3) Investment Abuse of the Elderly
It’s all too common, I’m afraid. Senior citizens get convinced to buy inappropriate investments. Even the SEC is looking into it. This applies to annuities as well, mainly deferred annuities, which I generally do not recommend, particularly for seniors. The comment that a CEO doesn’t fully understand his own annuity products is telling.
Now fixed immediate annuities are another thing, and I recommend them highly as a bond substitute for those in retirement, particularly for seniors who are healthy.
The only real cure for these deceptive practices is to watch out for the seniors that you care for, and tell them to be skeptics, and to run all major investment decisions by you, or another trusted soul for a second opinion.
- I am against the elimination of the IFRS to GAAP reconciliation for foreign firms. What is FASB’s main goal in life — to destroy comparability of financial statements? We may lose more foreign firms listed in the US, which I won’t like, but a consistent accounting basis is critical for smaller investors.
- Congress moves from one ditch to the other. This time it’s sale of subprime loans. Too many modifications, and sale treatment is at risk, so Congress tries to soften the blow for the housing market. Let auditors be auditors, and if you want the accounting rules changed, then let Congress do the job of the FASB, so that they can be blamed for their incompetence at a complex task.

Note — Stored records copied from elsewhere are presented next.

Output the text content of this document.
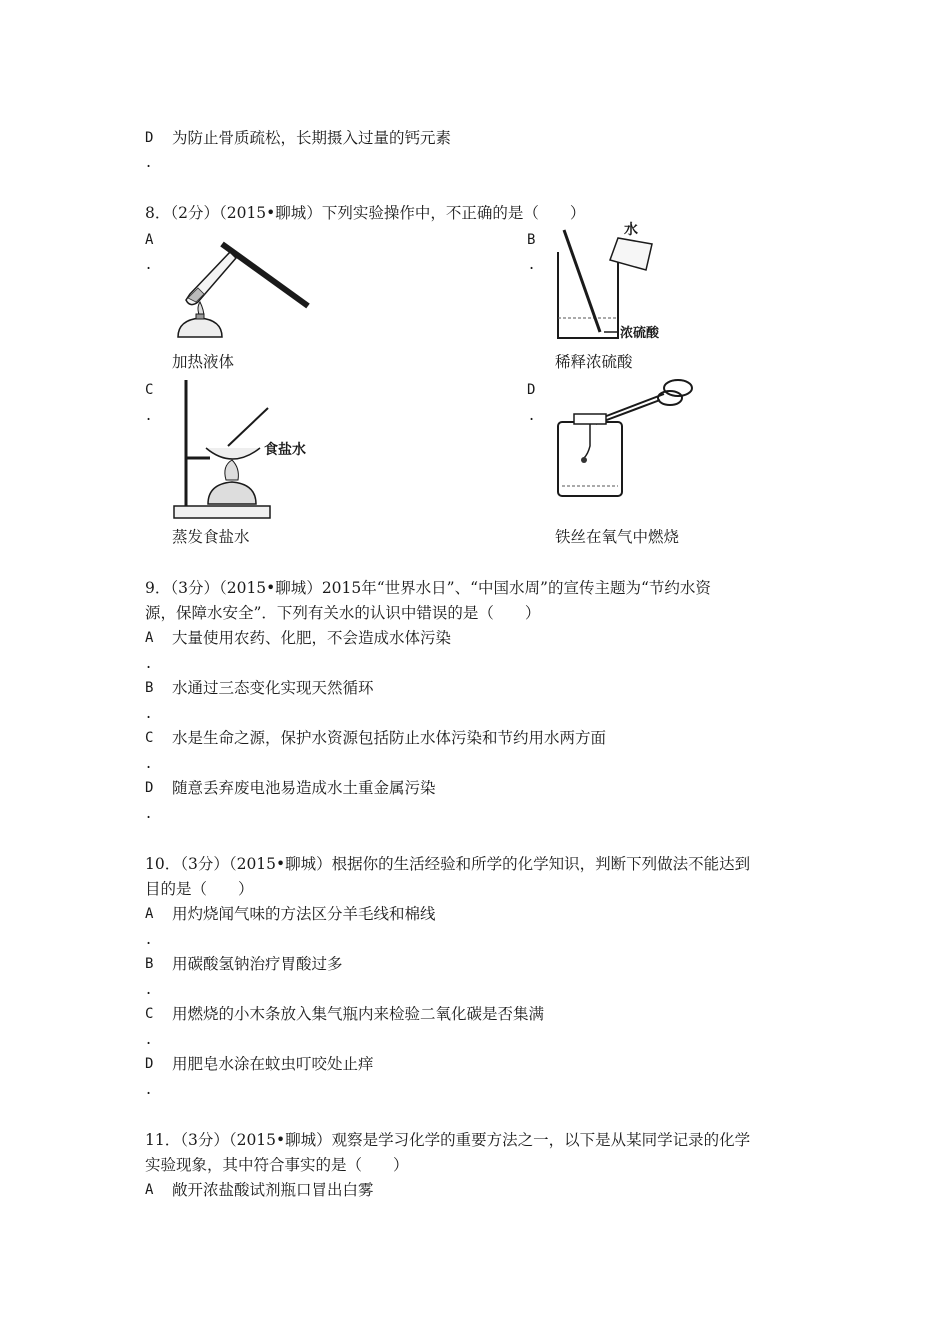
D 为防止骨质疏松，长期摄入过量的钙元素
.
8．（2分）（2015•聊城）下列实验操作中，不正确的是（　　）
A
.
加热液体
B
.
水
浓硫酸
稀释浓硫酸
C
.
食盐水
蒸发食盐水
D
.
铁丝在氧气中燃烧
9．（3分）（2015•聊城）2015年“世界水日”、“中国水周”的宣传主题为“节约水资
源，保障水安全”．下列有关水的认识中错误的是（　　）
A 大量使用农药、化肥，不会造成水体污染
.
B 水通过三态变化实现天然循环
.
C 水是生命之源，保护水资源包括防止水体污染和节约用水两方面
.
D 随意丢弃废电池易造成水土重金属污染
.
10．（3分）（2015•聊城）根据你的生活经验和所学的化学知识，判断下列做法不能达到
目的是（　　）
A 用灼烧闻气味的方法区分羊毛线和棉线
.
B 用碳酸氢钠治疗胃酸过多
.
C 用燃烧的小木条放入集气瓶内来检验二氧化碳是否集满
.
D 用肥皂水涂在蚊虫叮咬处止痒
.
11．（3分）（2015•聊城）观察是学习化学的重要方法之一，以下是从某同学记录的化学
实验现象，其中符合事实的是（　　）
A 敞开浓盐酸试剂瓶口冒出白雾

- As I’ve said before, I don’t like SFAS 159. It will lead to more distortions in financial statements, because managements will tend to err in favor of higher asset and lower liability values, where they have the freedom to set assumptions.
- Earn 40%/year from naked put selling? Possible, but with a lot of tail risk. I remember how a lot of naked put sellers got smashed back in October 1987. That said, it looks like you can make up the loss with persistence, that is, until too many people do it.
- Here’s an interesting graph of the various VIX phases over the past 20 years. Interesting how the phases are multiyear in nature. Makes me think higher implied volatility is coming.
- I don’t think a VIX replicating ETF would be a good idea; I’m not sure it would work. If we want to have a volatility ETF, maybe it would be better to use variance swaps or a fund that buys long delta-neutral straddles, and rebalances when the absolute value of delta gets too high.
That’s all for now. More coming in the next part of this series.